A few recent cases show the risks associated with companies using personal information for training AI systems allegedly without authorization. First, Burke v. Clearview AI, Inc., a class action filed in federal district court in San Diego at the end of February 2020, involves a company, Clearview, accused of “scraping” thousands of sites to obtain three billion images of faces of individuals used for training AI algorithms for facial recognition and identification purposes. “Scraping” refers to the process of automated processes scanning the content of websites, collecting certain content from them, storing that content, and using it later for the collecting company’s own purposes. The basis for the complaint is that Clearview AI failed to obtain consent to use the scraped images. Moreover, given the vast scale of the scraping – obtaining three billion images – the risk to privacy is tremendous.
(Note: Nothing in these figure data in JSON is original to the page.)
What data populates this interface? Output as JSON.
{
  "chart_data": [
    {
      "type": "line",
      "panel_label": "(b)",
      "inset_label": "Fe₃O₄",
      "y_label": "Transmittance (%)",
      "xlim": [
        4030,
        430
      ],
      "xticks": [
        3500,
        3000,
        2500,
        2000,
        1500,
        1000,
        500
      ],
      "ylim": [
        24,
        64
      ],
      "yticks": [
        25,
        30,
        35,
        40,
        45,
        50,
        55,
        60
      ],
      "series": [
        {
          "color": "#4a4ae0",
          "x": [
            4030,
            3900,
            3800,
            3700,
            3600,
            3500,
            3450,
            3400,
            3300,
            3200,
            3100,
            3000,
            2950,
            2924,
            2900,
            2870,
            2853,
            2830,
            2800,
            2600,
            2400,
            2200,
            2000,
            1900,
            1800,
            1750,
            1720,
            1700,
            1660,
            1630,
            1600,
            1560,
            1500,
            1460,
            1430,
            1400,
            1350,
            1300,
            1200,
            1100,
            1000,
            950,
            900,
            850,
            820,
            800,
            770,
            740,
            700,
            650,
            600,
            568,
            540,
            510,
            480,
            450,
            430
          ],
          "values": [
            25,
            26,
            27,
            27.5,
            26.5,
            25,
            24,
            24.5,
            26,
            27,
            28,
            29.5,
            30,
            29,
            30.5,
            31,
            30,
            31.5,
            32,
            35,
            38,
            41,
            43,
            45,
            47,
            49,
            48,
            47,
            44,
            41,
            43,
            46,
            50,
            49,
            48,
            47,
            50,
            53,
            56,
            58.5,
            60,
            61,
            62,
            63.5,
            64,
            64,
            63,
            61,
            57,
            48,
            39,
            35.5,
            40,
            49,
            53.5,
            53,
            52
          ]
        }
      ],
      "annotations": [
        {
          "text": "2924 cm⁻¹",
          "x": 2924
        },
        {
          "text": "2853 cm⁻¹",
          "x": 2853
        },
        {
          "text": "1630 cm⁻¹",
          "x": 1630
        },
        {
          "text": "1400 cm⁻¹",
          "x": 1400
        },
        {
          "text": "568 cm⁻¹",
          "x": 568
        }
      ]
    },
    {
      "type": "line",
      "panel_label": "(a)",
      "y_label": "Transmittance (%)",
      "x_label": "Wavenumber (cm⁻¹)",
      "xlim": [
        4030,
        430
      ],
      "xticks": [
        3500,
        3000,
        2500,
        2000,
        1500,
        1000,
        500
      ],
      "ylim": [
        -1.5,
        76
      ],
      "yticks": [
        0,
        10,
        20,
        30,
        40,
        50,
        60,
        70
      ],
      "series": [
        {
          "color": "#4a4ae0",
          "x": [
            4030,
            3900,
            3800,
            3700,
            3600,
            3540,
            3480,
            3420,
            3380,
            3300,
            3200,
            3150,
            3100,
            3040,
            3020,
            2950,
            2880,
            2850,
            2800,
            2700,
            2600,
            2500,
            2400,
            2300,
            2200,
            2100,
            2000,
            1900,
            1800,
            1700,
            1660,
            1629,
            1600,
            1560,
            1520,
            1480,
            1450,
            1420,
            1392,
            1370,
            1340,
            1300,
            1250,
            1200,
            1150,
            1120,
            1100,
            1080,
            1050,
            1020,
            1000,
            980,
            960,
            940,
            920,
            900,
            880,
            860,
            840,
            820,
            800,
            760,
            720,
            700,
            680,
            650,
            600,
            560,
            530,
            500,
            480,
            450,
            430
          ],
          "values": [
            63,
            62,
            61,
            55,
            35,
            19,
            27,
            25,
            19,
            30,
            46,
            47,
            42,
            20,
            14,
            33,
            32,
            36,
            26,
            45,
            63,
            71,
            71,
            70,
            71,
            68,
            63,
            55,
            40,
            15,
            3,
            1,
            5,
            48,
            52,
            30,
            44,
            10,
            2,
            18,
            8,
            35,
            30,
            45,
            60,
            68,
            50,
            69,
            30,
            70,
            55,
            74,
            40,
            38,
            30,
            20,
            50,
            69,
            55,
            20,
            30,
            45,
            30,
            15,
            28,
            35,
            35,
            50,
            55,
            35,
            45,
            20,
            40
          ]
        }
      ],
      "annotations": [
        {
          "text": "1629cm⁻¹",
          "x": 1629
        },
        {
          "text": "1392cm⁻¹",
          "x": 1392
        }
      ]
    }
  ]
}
In Stein v. Clarifai, Inc., filed earlier in February, the plaintiffs’ class action complaint filed in Illinois state court claims that investors in Clarifai, founders in the dating site OKCupid, used their access to OKCupid’s database of profile photographs to transfer the database to Clarifai. Clarifai then supposedly used the photos to train its algorithms used for analyzing images and videos, including for purposes of facial recognition. Clarifai is the defendant in this case and will have to fight claims that it wasn’t entitled to take the OKCupid photos without notifying the dating site’s users and obtaining consent. OKCupid is potentially a target too. It wasn’t clear if plaintiffs are saying that OKCupid’s management approved the access to its database, but if it did, the plaintiffs may have claims against OKCupid as well.